From Mesoamerican Movement Against Mining translated by Earth First! Journal - October 3, 2017

Just like the past five years in the Syrian Valley in Honduras, the communities, peoples and organizations that make up M4 have met from September 22 to 25 in the City of San José in Costa Rica to recognize and reaffirm ourselves in the struggle against the extractive mining model.

Since then, we confirm that the extractive mining model has been imposed as the megaproject with the greatest territorial impact and enslavement of human rights, land grabbing and destruction of Mother Earth in Latin America.

During the days of the Mesoamerican Movement against the Extractive Mining Model (M4) meetiing, representatives of 13 countries (Costa Rica, El Salvador, Guatemala, Mexico, Panama, Haiti, Colombia, Ecuador, Peru, Sierra Leone, United States), agreed hat mining activity in our territories has advanced under the protection of politicians and technocrats who are poorly informed or ineffective, if not corrupted, by the imposition of corporate interests on the collective interest, by personal appetites and complicit silences. In this sense, we consider that mining in our territories is the result of a deficit democratic model that, operating under the logic that having power is to be right, inevitably places the people in a situation of vulnerability. We have the clarity to affirm and denounce that mining would not be possible without an institutional framework that brings the cause of a development model that – through the irrational extraction of natural common goods – favors the logic of reproduction, accumulation and centralization of capital.

To achieve their productivity goals, mining companies outsource their costs by taking advantage of the permissiveness of legislation and government corruption. The mining companies take advantage of the poverty of the people and the absence of alternatives, which usually facilitates the exploitation of labor and nature. Mining corporations get cheap or free kickbacks and channel their energies into the political lobby. This process is reinforced by international financial institutions and governments from the Global North, who, through “structural adjustment measures”, force countries such as ours to stimulate exports of what they often call “natural resources” through tax exemptions and other financial incentives.

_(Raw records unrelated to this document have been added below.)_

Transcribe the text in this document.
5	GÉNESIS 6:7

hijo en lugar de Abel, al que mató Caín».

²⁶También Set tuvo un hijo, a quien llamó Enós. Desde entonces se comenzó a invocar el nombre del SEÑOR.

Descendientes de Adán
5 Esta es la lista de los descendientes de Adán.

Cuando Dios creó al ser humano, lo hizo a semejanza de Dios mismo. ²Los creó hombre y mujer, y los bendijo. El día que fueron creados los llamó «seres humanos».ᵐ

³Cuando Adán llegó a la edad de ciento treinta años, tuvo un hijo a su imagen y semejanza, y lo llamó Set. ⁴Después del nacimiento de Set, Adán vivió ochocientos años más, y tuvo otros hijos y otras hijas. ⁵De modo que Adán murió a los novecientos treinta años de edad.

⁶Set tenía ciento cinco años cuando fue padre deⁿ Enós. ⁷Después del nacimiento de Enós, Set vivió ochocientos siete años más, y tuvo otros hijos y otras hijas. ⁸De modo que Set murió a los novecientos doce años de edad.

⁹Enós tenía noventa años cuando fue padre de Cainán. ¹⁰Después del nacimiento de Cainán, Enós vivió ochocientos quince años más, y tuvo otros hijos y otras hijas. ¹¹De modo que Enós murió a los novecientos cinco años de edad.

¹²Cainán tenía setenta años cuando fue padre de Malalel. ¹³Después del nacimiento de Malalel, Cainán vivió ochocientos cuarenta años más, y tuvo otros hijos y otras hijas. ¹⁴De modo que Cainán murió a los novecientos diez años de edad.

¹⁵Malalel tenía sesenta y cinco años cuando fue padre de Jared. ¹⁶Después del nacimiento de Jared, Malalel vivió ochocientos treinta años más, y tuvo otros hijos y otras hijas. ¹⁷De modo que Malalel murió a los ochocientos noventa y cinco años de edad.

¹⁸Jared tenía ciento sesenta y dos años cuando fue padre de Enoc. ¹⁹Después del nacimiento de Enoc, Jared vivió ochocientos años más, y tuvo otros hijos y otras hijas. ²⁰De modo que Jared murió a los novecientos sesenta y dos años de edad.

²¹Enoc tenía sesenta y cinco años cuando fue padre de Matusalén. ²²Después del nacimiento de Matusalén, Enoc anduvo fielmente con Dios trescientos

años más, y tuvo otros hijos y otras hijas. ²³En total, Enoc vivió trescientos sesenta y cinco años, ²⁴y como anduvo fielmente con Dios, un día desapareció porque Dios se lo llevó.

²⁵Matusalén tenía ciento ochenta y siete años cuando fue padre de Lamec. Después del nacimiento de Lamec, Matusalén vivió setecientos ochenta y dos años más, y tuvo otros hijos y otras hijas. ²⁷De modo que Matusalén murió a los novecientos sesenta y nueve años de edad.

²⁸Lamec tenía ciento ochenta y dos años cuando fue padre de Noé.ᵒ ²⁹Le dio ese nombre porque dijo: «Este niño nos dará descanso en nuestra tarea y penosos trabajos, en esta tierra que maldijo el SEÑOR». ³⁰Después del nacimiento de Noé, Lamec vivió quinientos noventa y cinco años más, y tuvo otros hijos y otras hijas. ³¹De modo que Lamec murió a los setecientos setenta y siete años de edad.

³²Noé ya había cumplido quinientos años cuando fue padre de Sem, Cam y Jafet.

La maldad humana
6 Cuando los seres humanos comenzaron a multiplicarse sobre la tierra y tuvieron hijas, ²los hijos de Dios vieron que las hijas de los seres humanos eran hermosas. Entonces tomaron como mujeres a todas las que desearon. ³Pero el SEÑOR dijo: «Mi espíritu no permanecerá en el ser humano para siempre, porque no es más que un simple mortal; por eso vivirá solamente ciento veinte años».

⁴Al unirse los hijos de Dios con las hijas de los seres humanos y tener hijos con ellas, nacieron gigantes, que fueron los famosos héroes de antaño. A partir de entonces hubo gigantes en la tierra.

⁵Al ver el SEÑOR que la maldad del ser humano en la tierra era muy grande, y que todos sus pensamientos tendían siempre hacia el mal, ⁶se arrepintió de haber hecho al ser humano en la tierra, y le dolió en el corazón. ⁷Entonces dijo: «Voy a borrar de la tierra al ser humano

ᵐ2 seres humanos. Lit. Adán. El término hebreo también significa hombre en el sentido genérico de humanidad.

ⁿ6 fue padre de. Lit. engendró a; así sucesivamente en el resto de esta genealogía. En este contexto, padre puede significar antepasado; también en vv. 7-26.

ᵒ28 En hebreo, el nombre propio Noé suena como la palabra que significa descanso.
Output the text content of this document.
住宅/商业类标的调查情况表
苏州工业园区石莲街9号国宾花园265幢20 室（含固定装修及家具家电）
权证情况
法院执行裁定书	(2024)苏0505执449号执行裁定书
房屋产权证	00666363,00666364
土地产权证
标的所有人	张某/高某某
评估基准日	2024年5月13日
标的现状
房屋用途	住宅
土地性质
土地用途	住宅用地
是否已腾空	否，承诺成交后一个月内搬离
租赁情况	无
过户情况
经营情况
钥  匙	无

It is this logic of accumulation by dispossession that has led us to face one of the most severe crises of violations of human rights in Latin America. The M4, its members and its organizations have been victims of extractive violence. On March 3, 2016, in Honduras, as part of the exchanges and alliances facilitated by our movement, our comrade Berta Caceres, leader of the Civic Council of Popular and Indigenous Organizations of Honduras (COPINH), was murdered; in the same episode, Mexican comrade Gustavo Castro, a Latin American referent of the social movement for the defense of land and territory and the principal promoter and promoter of the Mesoamerican Movement against the Extractive Mining Model (M4), was wounded and, as a victim , criminalized by the government of Honduras. However, we are standing, we exist because we resist.